第139章

    萧执:“这书是如何来的?”

    “回世子的话,您之前让属下寻些姑娘家喜欢看的话本,属下去信给无渊,让他帮着找,谁知……”

    本着死贫道不死道友的心理,流风二话不说卖了留守在荣亲王府的无渊。

    萧执笑了,笑声带着无法用言语形容的意味。

    “看来本世子交代的事还是太少了,竟让他有时间关注这些不堪入目的东西。”

    “研墨。”

    流风见成功转移了世子的怒火,欢快地应了一声,动作利索的开始研墨。

    荣亲王府的规矩自来颇多,流风心里抓心挠肺的好奇,眼睛却没扫一眼。

    萧执写好信,吩咐他,“着人送回王府。”

    “是。”

    流风还当世子饶过自己了,还没笑出来,就见萧执似笑非笑地看着他,说道:“至于你,死罪难免、活罪难逃。

    你去把那话本抄一遍,明日一早我要见到。”

    流风:“!!!”

    他一脸崩溃,“世子,属下能换本书吗?”

    萧执微微一笑,“你说呢?”

    流风想吐血。

    -

    沈念回到家,把熊掌给家里人。

    虽然有些凉了,但是依旧很香。

    “咋这么香!”沈二震惊,他猛吸一口香味,说道:“难得的是一点儿腥味都没有,处理的太好了,不愧是大户人家的厨子。”

    沈干从复杂的香味里,抽丝剥茧出好几种香料。

    “用了多种香料遮腥,我能闻出来的就有五种。”

    沈念很是诧异,“大哥鼻子这么好使吗?”

    “只是比普通人略好一些罢了。”沈干有些不好意思地说道。

    沈二与有荣焉地说:“你大伯说你大哥是天生学医的料,只是可惜……”

    一直没找到合适的引路人。

    沈念安慰道:“大哥早晚能拜到合适的师傅。”

    “就像我。”沈坤拍拍越发结实的胸口,说道:“我能找到师傅,大哥也能。”

    满哥儿此时道:“还有我,我也能找到。”

    李秀娘慈爱地笑着,“能能能,你们都能得偿所愿。”

    话说完,去庖屋热了熊掌,一家人分着沾了味儿。

    这东西一只都不够一个人吃,分几份更是只能尝尝鲜。

    沈坤没想到这么美味,只觉得惊为天人,当即道:“这玩意儿好吃,以后找机会再抓一头。”

    然而,他最后不仅被打消了念头,还受了罚。

    翌日一早。

    云雾山某谷底。

    青锋看着面前的徒弟,眉头皱着,“你昨日打了一头熊?”

    “师傅怎么知道?”沈坤以为师傅一直关注着自己而高兴,“是打了一头熊,我妹妹找人做了熊掌,味道特别好,可惜太少了,不然还能让师傅尝尝。”

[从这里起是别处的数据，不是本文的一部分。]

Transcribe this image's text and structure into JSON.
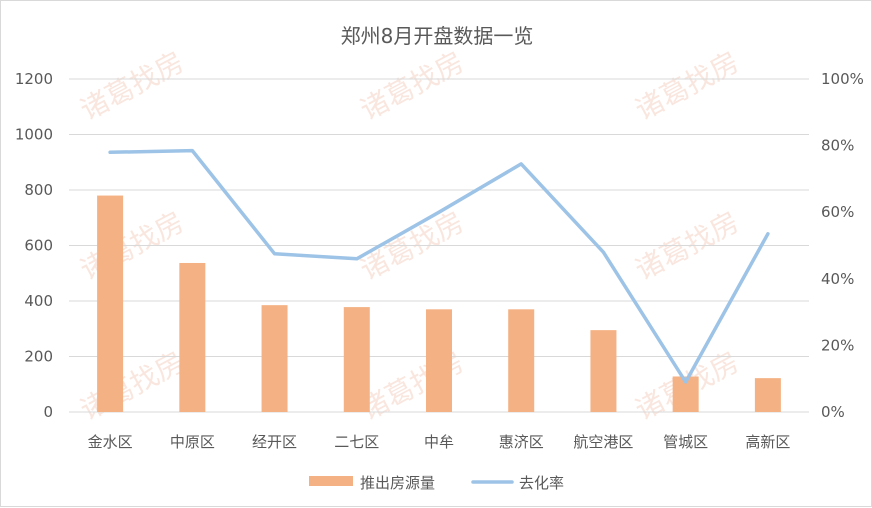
{
  "colors": {
    "bar": "#f4b183",
    "line": "#9dc3e6",
    "grid": "#d9d9d9",
    "text": "#595959",
    "watermark": "#f3c8b8"
  },
  "watermark_text": "诸葛找房",
  "chart_data": {
    "type": "bar",
    "title": "郑州8月开盘数据一览",
    "categories": [
      "金水区",
      "中原区",
      "经开区",
      "二七区",
      "中牟",
      "惠济区",
      "航空港区",
      "管城区",
      "高新区"
    ],
    "series": [
      {
        "name": "推出房源量",
        "type": "bar",
        "axis": "left",
        "values": [
          780,
          537,
          385,
          378,
          370,
          370,
          295,
          128,
          122
        ]
      },
      {
        "name": "去化率",
        "type": "line",
        "axis": "right",
        "values": [
          0.78,
          0.785,
          0.475,
          0.46,
          0.6,
          0.745,
          0.48,
          0.09,
          0.535
        ]
      }
    ],
    "ylim_left": [
      0,
      1200
    ],
    "ylim_right": [
      0,
      1
    ],
    "left_ticks": [
      "0",
      "200",
      "400",
      "600",
      "800",
      "1000",
      "1200"
    ],
    "right_ticks": [
      "0%",
      "20%",
      "40%",
      "60%",
      "80%",
      "100%"
    ],
    "grid": true,
    "legend_position": "bottom"
  }
}
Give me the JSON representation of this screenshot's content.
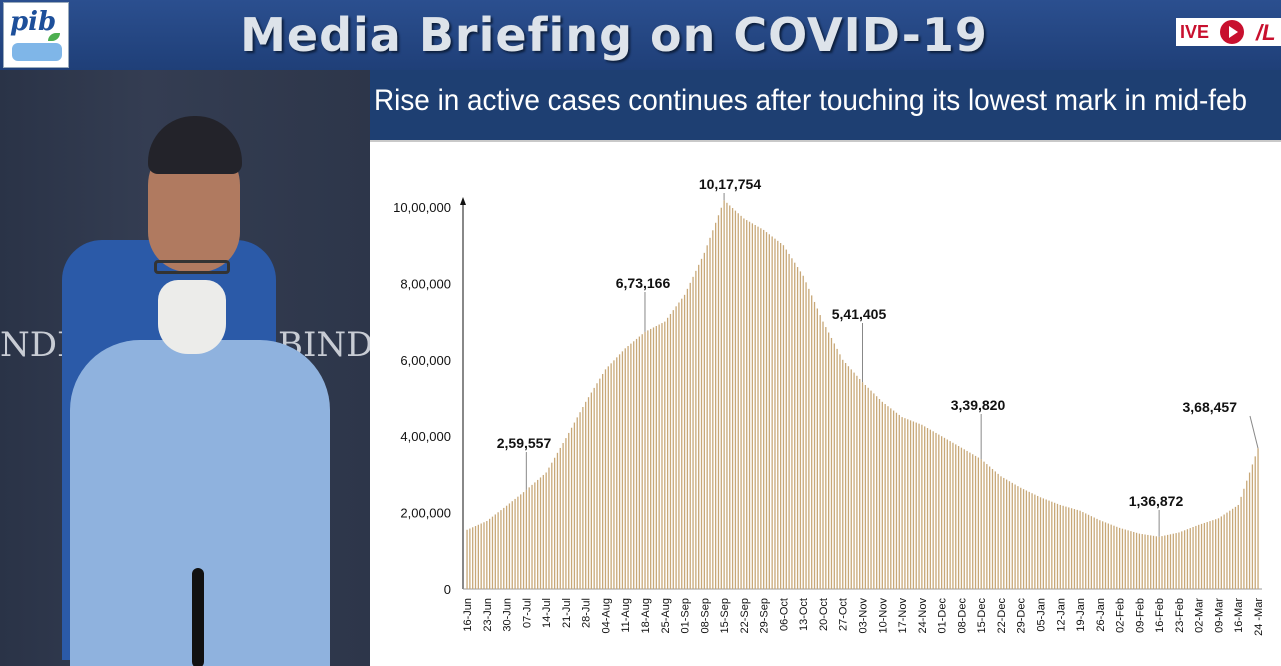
{
  "header": {
    "title": "Media Briefing on COVID-19",
    "live_label": "IVE",
    "logo_text": "pib"
  },
  "speaker": {
    "backdrop_left": "NDI",
    "backdrop_right": "BINDIA"
  },
  "panel": {
    "subtitle": "Rise in active cases continues after touching its lowest mark in mid-feb"
  },
  "colors": {
    "header": "#2b4f8f",
    "subbar": "#1e3f72",
    "bar": "#c8a878"
  },
  "chart_data": {
    "type": "bar",
    "title": "Rise in active cases continues after touching its lowest mark in mid-feb",
    "xlabel": "",
    "ylabel": "",
    "ylim": [
      0,
      1000000
    ],
    "yticks": [
      {
        "value": 0,
        "label": "0"
      },
      {
        "value": 200000,
        "label": "2,00,000"
      },
      {
        "value": 400000,
        "label": "4,00,000"
      },
      {
        "value": 600000,
        "label": "6,00,000"
      },
      {
        "value": 800000,
        "label": "8,00,000"
      },
      {
        "value": 1000000,
        "label": "10,00,000"
      }
    ],
    "x_tick_labels": [
      "16-Jun",
      "23-Jun",
      "30-Jun",
      "07-Jul",
      "14-Jul",
      "21-Jul",
      "28-Jul",
      "04-Aug",
      "11-Aug",
      "18-Aug",
      "25-Aug",
      "01-Sep",
      "08-Sep",
      "15-Sep",
      "22-Sep",
      "29-Sep",
      "06-Oct",
      "13-Oct",
      "20-Oct",
      "27-Oct",
      "03-Nov",
      "10-Nov",
      "17-Nov",
      "24-Nov",
      "01-Dec",
      "08-Dec",
      "15-Dec",
      "22-Dec",
      "29-Dec",
      "05-Jan",
      "12-Jan",
      "19-Jan",
      "26-Jan",
      "02-Feb",
      "09-Feb",
      "16-Feb",
      "23-Feb",
      "02-Mar",
      "09-Mar",
      "16-Mar",
      "24 -Mar"
    ],
    "weekly_values": [
      155000,
      178000,
      218000,
      259557,
      305000,
      395000,
      490000,
      575000,
      630000,
      673166,
      700000,
      770000,
      880000,
      1017754,
      970000,
      940000,
      900000,
      820000,
      700000,
      600000,
      541405,
      490000,
      450000,
      430000,
      400000,
      370000,
      339820,
      295000,
      265000,
      240000,
      220000,
      205000,
      180000,
      160000,
      145000,
      136872,
      148000,
      168000,
      185000,
      220000,
      368457
    ],
    "annotations": [
      {
        "label": "2,59,557",
        "x": "07-Jul",
        "value": 259557
      },
      {
        "label": "6,73,166",
        "x": "18-Aug",
        "value": 673166
      },
      {
        "label": "10,17,754",
        "x": "15-Sep",
        "value": 1017754
      },
      {
        "label": "5,41,405",
        "x": "03-Nov",
        "value": 541405
      },
      {
        "label": "3,39,820",
        "x": "15-Dec",
        "value": 339820
      },
      {
        "label": "1,36,872",
        "x": "16-Feb",
        "value": 136872
      },
      {
        "label": "3,68,457",
        "x": "24 -Mar",
        "value": 368457
      }
    ]
  }
}
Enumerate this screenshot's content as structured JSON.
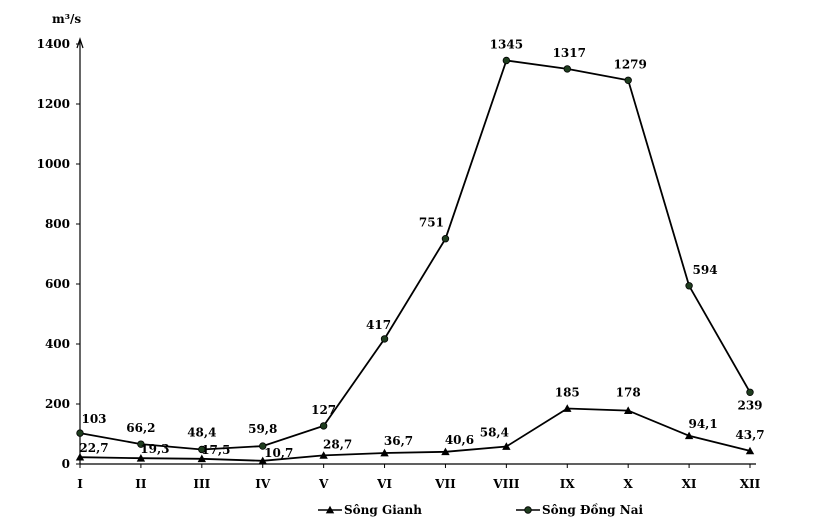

    青锋神色淡淡,“你很自傲!你觉得自己学了武功就无敌了,觉得山里的野兽见到你都要退避三舍,是不是?”

    沈坤看出师傅有些不虞,不解地挠挠头。

    “师傅,我没这么想。”

    “可你是这么做的。”青锋一向没什么波澜的声音染着怒火。

    沈坤跪下,乖乖认错,“师傅,我错了。”

    青锋见他认错认的如此干脆利落,不知该气还是该笑,不得不承认的是,怒火倒是散了不少。

    “错在哪里?”

    沈坤:“不该不知深浅去打野物。”

    青锋笑了,“你还知道你不知深浅。”

    沈坤见师傅笑了,知道他不是真正生气,起身笑呵呵地道:“我好歹跟着师傅有段时间了,要是连这都猜不出来,这徒弟不是白当了。”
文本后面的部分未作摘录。